Divergence for $p$ prime numbers and convergence for $m$ composite numbers

Does there exist a sequence $(a_n)_{n\in \mathbb N} \in \mathbb C^{\mathbb N}$ such that :

For all $p$ prime numbers the series $\displaystyle \sum_{n\in \mathbb{N}} a_n^p$ diverges, and for all composite $m>0$ the serie $\displaystyle \sum_{n\in \mathbb N} a_n^m$ converges ?

My guess :

I know there exist a serie $\displaystyle\sum \frac{\cos(\frac{2}{3}\pi n)}{\ln(1+n)}$ converge but $$ \displaystyle\sum \left(\frac{\cos(\frac{2}{3}\pi n)}{\ln (1+n)}\right)^3 $$ diverges so I think that the answer is yes.

And I have seen that there exist a convergent serie $\displaystyle\sum a_n$ such that $$ \displaystyle\sum a_n^\alpha, \quad \alpha\in \mathbb{N}, \alpha>1 $$ diverges.

Proof.

For exemple $$ a_{3k}=\frac{2}{\ln(k)}, \quad a_{3k-1}=a_{3k+1}=-\frac{1}{\ln(k)}(k=2,3,\cdots). $$

This is problem 5 from day 1 of the 2013 IMC. See here for one solution, and the official solution.

For real sequences, this is impossible.
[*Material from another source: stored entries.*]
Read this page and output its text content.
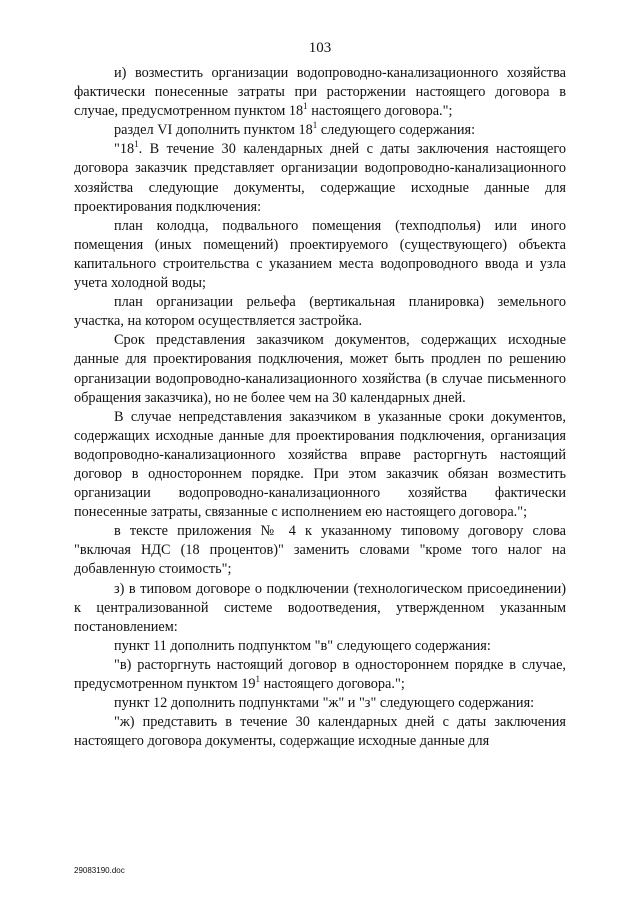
103

и) возместить организации водопроводно-канализационного хозяйства фактически понесенные затраты при расторжении настоящего договора в случае, предусмотренном пунктом $18^1$ настоящего договора.";

раздел VI дополнить пунктом $18^1$ следующего содержания:

"$18^1$. В течение 30 календарных дней с даты заключения настоящего договора заказчик представляет организации водопроводно-канализационного хозяйства следующие документы, содержащие исходные данные для проектирования подключения:

план колодца, подвального помещения (техподполья) или иного помещения (иных помещений) проектируемого (существующего) объекта капитального строительства с указанием места водопроводного ввода и узла учета холодной воды;

план организации рельефа (вертикальная планировка) земельного участка, на котором осуществляется застройка.

Срок представления заказчиком документов, содержащих исходные данные для проектирования подключения, может быть продлен по решению организации водопроводно-канализационного хозяйства (в случае письменного обращения заказчика), но не более чем на 30 календарных дней.

В случае непредставления заказчиком в указанные сроки документов, содержащих исходные данные для проектирования подключения, организация водопроводно-канализационного хозяйства вправе расторгнуть настоящий договор в одностороннем порядке. При этом заказчик обязан возместить организации водопроводно-канализационного хозяйства фактически понесенные затраты, связанные с исполнением ею настоящего договора.";

в тексте приложения № 4 к указанному типовому договору слова "включая НДС (18 процентов)" заменить словами "кроме того налог на добавленную стоимость";

з) в типовом договоре о подключении (технологическом присоединении) к централизованной системе водоотведения, утвержденном указанным постановлением:

пункт 11 дополнить подпунктом "в" следующего содержания:

"в) расторгнуть настоящий договор в одностороннем порядке в случае, предусмотренном пунктом $19^1$ настоящего договора.";

пункт 12 дополнить подпунктами "ж" и "з" следующего содержания:

"ж) представить в течение 30 календарных дней с даты заключения настоящего договора документы, содержащие исходные данные для

29083190.doc
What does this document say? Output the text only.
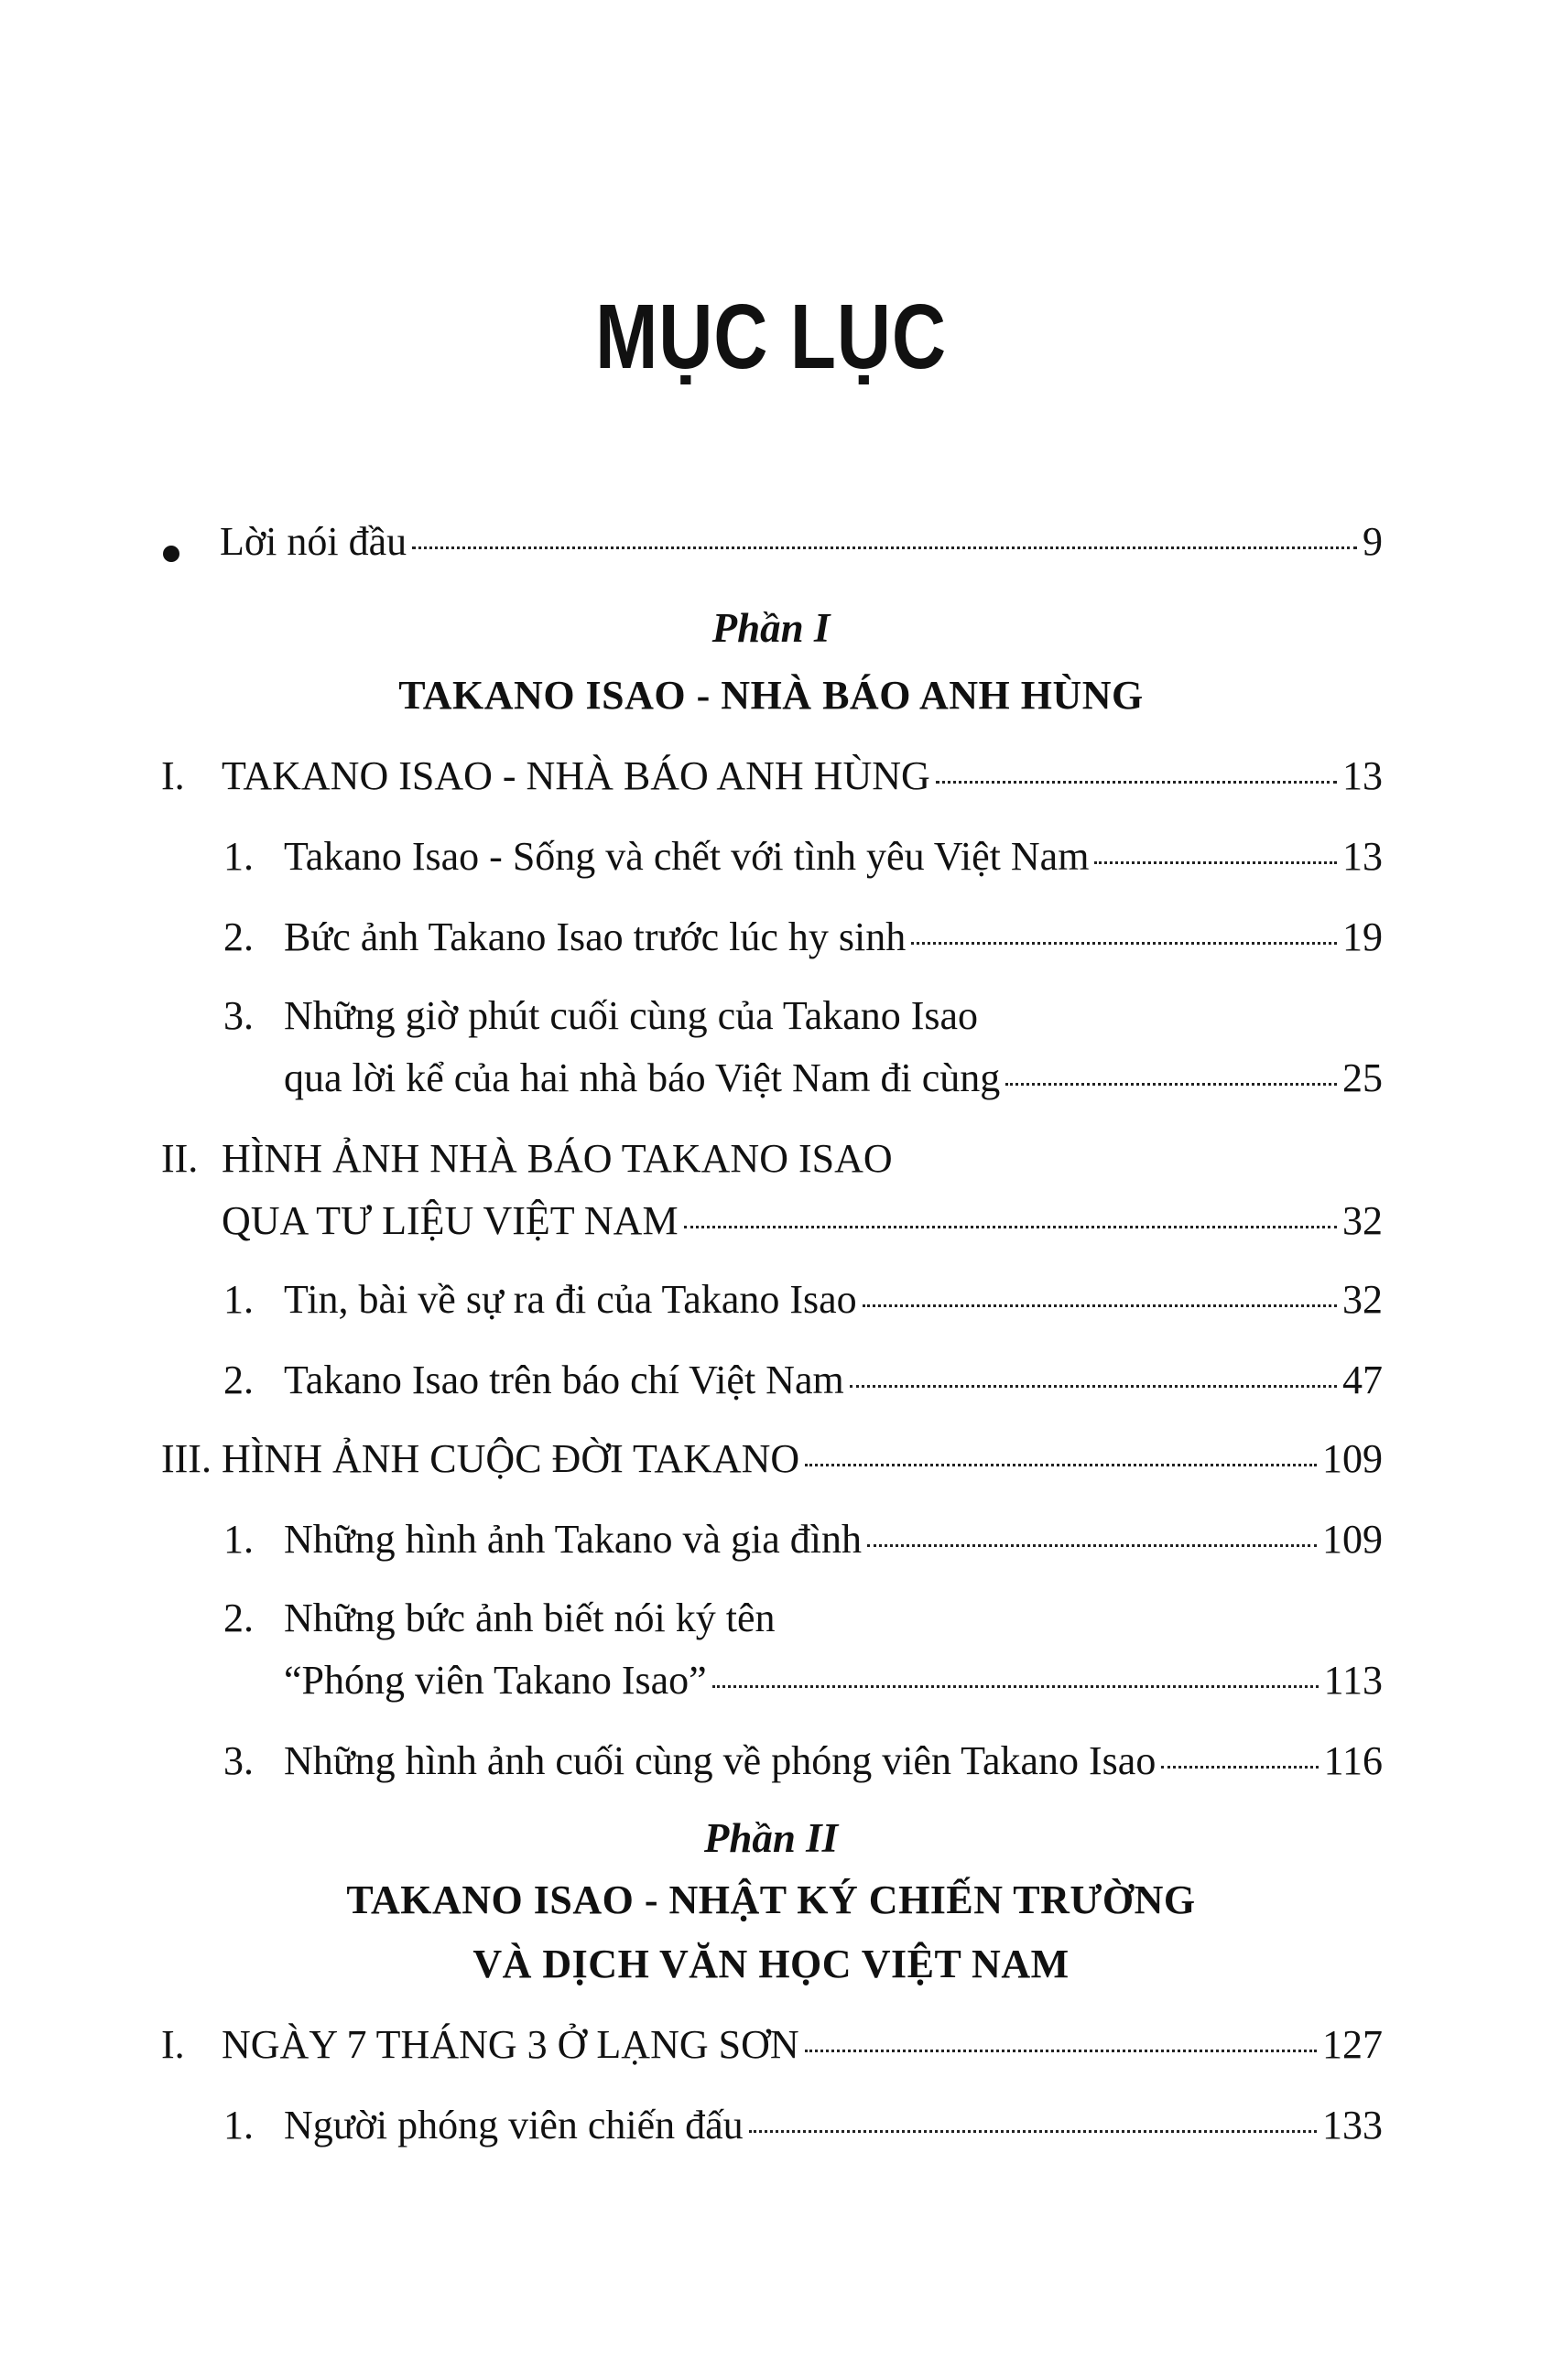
MỤC LỤC
Lời nói đầu	9
Phần I
TAKANO ISAO - NHÀ BÁO ANH HÙNG
I. TAKANO ISAO - NHÀ BÁO ANH HÙNG	13
1. Takano Isao - Sống và chết với tình yêu Việt Nam	13
2. Bức ảnh Takano Isao trước lúc hy sinh	19
3. Những giờ phút cuối cùng của Takano Isao
qua lời kể của hai nhà báo Việt Nam đi cùng	25
II. HÌNH ẢNH NHÀ BÁO TAKANO ISAO
QUA TƯ LIỆU VIỆT NAM	32
1. Tin, bài về sự ra đi của Takano Isao	32
2. Takano Isao trên báo chí Việt Nam	47
III. HÌNH ẢNH CUỘC ĐỜI TAKANO	109
1. Những hình ảnh Takano và gia đình	109
2. Những bức ảnh biết nói ký tên
“Phóng viên Takano Isao”	113
3. Những hình ảnh cuối cùng về phóng viên Takano Isao	116
Phần II
TAKANO ISAO - NHẬT KÝ CHIẾN TRƯỜNG
VÀ DỊCH VĂN HỌC VIỆT NAM
I. NGÀY 7 THÁNG 3 Ở LẠNG SƠN	127
1. Người phóng viên chiến đấu	133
If the series converges for any even exponent $m$, then $a_n\rightarrow 0$ as $n\rightarrow\infty$, and hence $|a_n|^{m'} < |a_n|^{m}$ for sufficiently large $n$ and any $m'>m$. Therefore, if the series converges for any even exponent, it is absolutely convergent for all larger exponents. (In particular, if it converges for $m=4$, then it must converge for all primes $p\ge 5$.)